Almost instantly, Fanny was able to put pressure on her foot again. I accepted the factd – we both did – that this was not something I could do any more.
There is second state of mind about growing older, and finally setting my own time and deciding what I can do with it.
I want to take even better flower photos, I want to make my blog even better, I want to encourage the Army of Good to help the Cambridge Food Pantry, a symbol of the sacred call to help the needy. I want to live years more with Maria, and walk the farm every morning with my camera, and learn how to manage money and help ensure our financial stability so Maria can stay on the farm she loves and in her studio after I am gone. I want to do good.
I even took Ukelele lessons which I quickly dropped – not for me – but was excited to try.
Most people assume that everything they can’t do they will be able to get to later.
I know better now that there is a powerful and exciting urgency to my life, time matters, what I do with it matters. Honestly, I think about it as a struggle between a kind of death and a kind of life.
There is no work I must do, only work I wish to do, no deadlines to meet, ambitions to submit to, no bosses to answer to, no rivals to compete with..
In our culture, writes Joan Chittister, “being edged off the upper shelf of life and into a kind of shapeless, formless, substance less nowhere land frees their very souls. These are the people who keep reminding themselves and the rest of the world that “we’re all getting older.” Chittister is talking about what i call “old talk” the universal of the elderly self-haters.
When I think about the future, there is another state mind bubbling up from my subconscious into the open. There is a sense of urgenty that comes with my new way ot understanding time and a call me to come alive now, to get going with life, and at long last.
My big lesson as I am aging is this: There is so much more to life than what I have known until now. And I am finding it.
There is the rest of live to be lived that I have been denied or denied myself until now, when there is now almost no choice but to live or die a slow death.
I’m not ready to die, in the body or the soul.
This is a learning time for me, not a shrinking or dying time. I have fresh chance to understand what life is really about, and I refuse to waste it.
Curious. You certainly are not interested in hearing what others think of you. Respect is a one-way street?
Thanks Mary your message is curious to me. I hear what people think about me every day of my life but the truth as I’ve said many times is that my blog is the story and evolution of what I think of me, good or bad, not what you or often hostile people on Facebook think of me. Why, I wonder do you follow my writing if you think so little of me? If you have a specific complaint, please state it. Your message is vague and obtuse. I don’t see anything in it that would cause me to alter my life. I’m not running for political office and my life will not be shaped by 3 billion strangers on social media or polling. You know nothing about me and I know nothing about you. I don’t see a great deal of respect for me in your message .That’s not how I shape my precious time on the planet.

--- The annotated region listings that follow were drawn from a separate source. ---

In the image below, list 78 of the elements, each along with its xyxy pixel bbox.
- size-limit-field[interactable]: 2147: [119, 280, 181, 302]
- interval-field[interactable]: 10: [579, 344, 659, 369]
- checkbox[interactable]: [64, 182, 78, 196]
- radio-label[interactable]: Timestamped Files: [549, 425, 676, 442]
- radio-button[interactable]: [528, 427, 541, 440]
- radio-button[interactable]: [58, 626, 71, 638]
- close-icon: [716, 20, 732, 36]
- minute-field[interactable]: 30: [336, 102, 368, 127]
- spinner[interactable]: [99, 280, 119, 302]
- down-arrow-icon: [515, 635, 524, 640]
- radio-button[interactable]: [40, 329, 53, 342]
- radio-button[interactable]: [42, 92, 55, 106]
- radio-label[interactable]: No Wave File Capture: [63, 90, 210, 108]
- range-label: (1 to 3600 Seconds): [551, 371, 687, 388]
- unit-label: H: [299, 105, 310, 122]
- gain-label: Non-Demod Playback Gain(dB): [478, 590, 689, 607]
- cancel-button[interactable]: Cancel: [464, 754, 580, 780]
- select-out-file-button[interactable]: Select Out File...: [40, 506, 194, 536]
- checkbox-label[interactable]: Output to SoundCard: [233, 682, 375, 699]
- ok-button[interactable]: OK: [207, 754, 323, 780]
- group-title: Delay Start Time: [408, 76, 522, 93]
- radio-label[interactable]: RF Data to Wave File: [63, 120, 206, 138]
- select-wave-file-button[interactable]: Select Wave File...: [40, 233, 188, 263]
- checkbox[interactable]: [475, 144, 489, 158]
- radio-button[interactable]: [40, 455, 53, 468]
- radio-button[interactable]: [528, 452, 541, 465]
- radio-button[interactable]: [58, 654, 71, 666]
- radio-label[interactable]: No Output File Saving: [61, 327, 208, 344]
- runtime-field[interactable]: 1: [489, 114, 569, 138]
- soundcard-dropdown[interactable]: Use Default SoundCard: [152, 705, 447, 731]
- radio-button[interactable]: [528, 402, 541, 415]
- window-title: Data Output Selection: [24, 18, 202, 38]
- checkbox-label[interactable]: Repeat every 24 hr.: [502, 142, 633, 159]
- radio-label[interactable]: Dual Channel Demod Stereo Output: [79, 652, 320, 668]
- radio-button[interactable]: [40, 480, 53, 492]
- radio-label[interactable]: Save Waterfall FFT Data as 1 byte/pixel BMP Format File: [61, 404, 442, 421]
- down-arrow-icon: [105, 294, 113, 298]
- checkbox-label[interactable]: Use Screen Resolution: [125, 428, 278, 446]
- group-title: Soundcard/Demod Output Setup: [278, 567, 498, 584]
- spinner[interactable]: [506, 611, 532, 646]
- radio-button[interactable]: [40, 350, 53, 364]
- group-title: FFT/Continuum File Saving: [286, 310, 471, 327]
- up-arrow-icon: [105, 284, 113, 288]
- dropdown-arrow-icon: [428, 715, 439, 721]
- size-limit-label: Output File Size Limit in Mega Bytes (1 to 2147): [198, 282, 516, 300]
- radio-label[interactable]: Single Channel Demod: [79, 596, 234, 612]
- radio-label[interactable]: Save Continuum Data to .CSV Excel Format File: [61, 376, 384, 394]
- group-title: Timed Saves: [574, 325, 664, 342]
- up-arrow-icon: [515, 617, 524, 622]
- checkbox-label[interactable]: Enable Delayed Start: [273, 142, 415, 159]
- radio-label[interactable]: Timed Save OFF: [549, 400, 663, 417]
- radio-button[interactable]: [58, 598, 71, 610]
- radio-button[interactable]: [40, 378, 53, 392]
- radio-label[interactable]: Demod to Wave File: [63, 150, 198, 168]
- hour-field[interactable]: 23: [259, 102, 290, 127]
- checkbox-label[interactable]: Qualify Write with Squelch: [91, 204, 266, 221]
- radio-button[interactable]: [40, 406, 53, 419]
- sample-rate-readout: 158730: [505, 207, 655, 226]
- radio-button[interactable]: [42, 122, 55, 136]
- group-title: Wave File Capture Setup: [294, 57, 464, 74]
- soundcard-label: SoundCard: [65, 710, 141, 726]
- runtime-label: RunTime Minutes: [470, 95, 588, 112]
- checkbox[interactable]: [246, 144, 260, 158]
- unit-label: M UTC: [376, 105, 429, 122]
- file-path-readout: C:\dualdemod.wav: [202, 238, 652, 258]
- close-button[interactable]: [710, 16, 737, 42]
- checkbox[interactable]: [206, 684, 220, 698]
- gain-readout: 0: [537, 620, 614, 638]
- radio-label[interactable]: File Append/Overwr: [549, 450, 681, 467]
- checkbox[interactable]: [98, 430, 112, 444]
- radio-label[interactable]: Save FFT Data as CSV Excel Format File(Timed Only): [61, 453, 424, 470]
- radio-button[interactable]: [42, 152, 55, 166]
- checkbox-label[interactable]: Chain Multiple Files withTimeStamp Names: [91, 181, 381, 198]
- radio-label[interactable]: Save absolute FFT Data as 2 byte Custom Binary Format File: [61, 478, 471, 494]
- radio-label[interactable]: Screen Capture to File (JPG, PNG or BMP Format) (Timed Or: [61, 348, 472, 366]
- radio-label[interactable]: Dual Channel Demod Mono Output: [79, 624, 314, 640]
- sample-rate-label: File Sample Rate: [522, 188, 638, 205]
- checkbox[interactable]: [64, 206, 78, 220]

That’s it, Jon! We have this amazing chance to purposefully, intentionally live, and we refuse to waste it. I feel the best now, physically and spiritually at 63, than I ever have. Part of it comes from the freedom of having time to explore and seek new things and experiences. And part of it comes from this courage to follow my bliss that I just didn’t have when I was younger, raising a child and building a career. Thanks, as always, for the inspiration to keep going forward!
One must respect individuals as they are, not what we wish them to be. Differences are what make people so interesting. Aging is actually an adventure; one learns new things about themselves every day, and one has the courage to be themselves, not caring what other people think. Continue to grow, Jon, you’re doing great.
Thank you Kaaren, you spoke from my heart exactly.
Beautifully said and so accurate. You have a few years on me. I’m 73. Keep up your blog. It always comforts me. I love all of your bird and animal references. You are blessed in so many ways, as am I. Happy 4th
As I’ve aged I have been falling frequently and am getting injured. Once I ended up at urgent care when my feet got tangled together and I landed on old fence that was full of rusty nails. I ended up with many puncture wounds. I ended up needing a tetanus shot.
My husband reminded me the other say that we’re both growing older and that we need to be more cognizant of that fact. His statement reminded me that I’m not the 16 year old that I think I am. I’m 63 🙁.